• Federal Court Reinstates $203 Million Judgment Against Wells Fargo for Misleading Consumers on Posting of Debit-Card Purchases that Resulted in Unexpected Overdraft Fees
  • May 20, 2013
  • Law Firm: Lieff Cabraser Heimann Bernstein LLP - San Francisco Office
  • Michael W. Sobol of the national plaintiffs’ law firm Lieff Cabraser Heimann & Bernstein, LLP announced that U.S. District Judge William Alsup late yesterday afternoon issued an order to reinstate a $203 million judgment against Wells Fargo Bank. The judgment is based upon the court’s findings, as affirmed on appeal by the Ninth Circuit, that Wells Fargo violated California’s unfair competition law by deceiving its customers that debit card purchases would be posted chronologically to their accounts when in fact Wells Fargo posted them in a high-to-low order for the sole purpose of generating overdraft fees. 

    Sobol, the chair of Lieff Cabraser’s consumer practice group, commented, “There has never been any question that Wells Fargo used accounting tricks and directly misled its customers to hide those tricks to boost its revenue at the expense of its own customers. It is now time for Wells Fargo to act as a responsible corporate citizen. Over one million California consumers are entitled to relief. They should not have to wait any longer for Wells Fargo to return their money.”

    Background on the Wells Fargo Overdraft Fees Litigation

    The case before Judge Alsup was brought on behalf of California Wells Fargo customers who, from November 15, 2004 to June 30, 2008, incurred overdraft fees on debit card transactions as a result of the bank's practice of sequencing transactions from highest to lowest.

    On August 10, 2010, Judge Alsup issued a 90-page opinion finding that Wells Fargo manipulated its processing of customer debit card purchases by its California customers, and made misleading statements to consumers regarding is resequencing practice, to maximize overdraft fees in violation of California’s Unfair Competition Law. This practice had the greatest impact on the bank’s low income customers because their accounts often had the smallest balances.

    As noted above, instead of posting transaction chronologically, Wells Fargo deducted the largest charges first, drawing down available balances more rapidly and triggering a higher volume of overdraft fees.Judge Alsup ordered that Wells Fargo return to its customers approximately $203 million in restitution and enjoined the abusive accounting practices. Judge Alsup's August 10, 2010, decision followed two and half years of extended litigation that culminated in a two-week bench trial which ended in May 2010.

    On September 9, 2010, Wells Fargo filed an appeal with the Ninth Circuit Court of Appeals. On December 26, 2012, the appellate court issued an opinion upholding and reversing portions of Judge Alsup's order, and remanded the case to the district court for further proceedings. 

    The appellate court found the National Bank Act preempted application of state law to Wells Fargo’s decision to use high-to-low posting.
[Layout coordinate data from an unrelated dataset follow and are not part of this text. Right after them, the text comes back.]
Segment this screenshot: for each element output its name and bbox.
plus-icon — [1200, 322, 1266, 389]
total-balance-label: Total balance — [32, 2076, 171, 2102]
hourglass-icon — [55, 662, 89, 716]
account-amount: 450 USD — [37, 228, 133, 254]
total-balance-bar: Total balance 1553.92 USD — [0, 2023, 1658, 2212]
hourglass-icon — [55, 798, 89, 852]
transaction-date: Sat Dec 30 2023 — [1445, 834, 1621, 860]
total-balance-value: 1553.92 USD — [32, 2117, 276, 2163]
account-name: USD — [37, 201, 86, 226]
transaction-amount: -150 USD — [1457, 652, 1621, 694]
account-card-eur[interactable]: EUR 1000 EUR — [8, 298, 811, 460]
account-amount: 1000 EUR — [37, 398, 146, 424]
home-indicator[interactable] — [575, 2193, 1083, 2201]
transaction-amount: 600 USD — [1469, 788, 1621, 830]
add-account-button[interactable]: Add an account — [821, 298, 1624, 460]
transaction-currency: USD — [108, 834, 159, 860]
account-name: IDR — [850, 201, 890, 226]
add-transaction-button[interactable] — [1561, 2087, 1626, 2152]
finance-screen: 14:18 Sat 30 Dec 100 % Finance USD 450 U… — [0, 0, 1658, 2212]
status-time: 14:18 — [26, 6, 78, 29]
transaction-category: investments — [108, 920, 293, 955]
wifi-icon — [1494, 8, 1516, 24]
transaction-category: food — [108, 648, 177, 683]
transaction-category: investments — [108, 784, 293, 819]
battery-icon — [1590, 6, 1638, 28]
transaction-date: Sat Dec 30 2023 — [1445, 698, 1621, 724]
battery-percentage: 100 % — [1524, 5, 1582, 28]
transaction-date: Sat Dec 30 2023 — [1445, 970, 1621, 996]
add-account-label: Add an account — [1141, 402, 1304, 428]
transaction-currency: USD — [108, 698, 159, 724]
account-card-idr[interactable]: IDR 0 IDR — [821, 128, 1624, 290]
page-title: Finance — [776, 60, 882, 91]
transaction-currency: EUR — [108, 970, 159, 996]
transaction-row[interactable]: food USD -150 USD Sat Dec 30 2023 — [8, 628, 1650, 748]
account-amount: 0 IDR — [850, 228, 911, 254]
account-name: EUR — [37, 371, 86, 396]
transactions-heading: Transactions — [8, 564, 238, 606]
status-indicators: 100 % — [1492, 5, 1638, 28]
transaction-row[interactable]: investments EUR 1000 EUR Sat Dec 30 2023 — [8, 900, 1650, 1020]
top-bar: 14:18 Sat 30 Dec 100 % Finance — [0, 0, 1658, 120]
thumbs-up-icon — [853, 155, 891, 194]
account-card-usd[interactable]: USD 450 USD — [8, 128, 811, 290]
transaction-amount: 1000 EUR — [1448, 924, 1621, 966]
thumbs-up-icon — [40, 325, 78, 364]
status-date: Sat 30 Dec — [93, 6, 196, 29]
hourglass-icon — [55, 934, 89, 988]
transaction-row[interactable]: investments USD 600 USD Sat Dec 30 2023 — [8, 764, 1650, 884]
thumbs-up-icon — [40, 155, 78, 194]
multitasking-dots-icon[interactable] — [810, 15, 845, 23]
Importantly, the appellate court also found that false and misleading statements by Wells Fargo were not preempted and the bank could be held liable for affirmative misrepresentations in violation of California’s Unfair Competition Law. 

    In yesterday’s decision, Judge Alsup reinstated the judgment against Wells Fargo, finding: “This order is not penalizing Wells Fargo for a practice protected by federal preemption. Instead, it is penalizing Wells Fargo for affirmatively misleading the class as to what the practice was, namely engaging in a practice likely to mislead the class to believe that processing would be done in chronological order when, in fact, processing was done in high-to-low, non-chronological order.”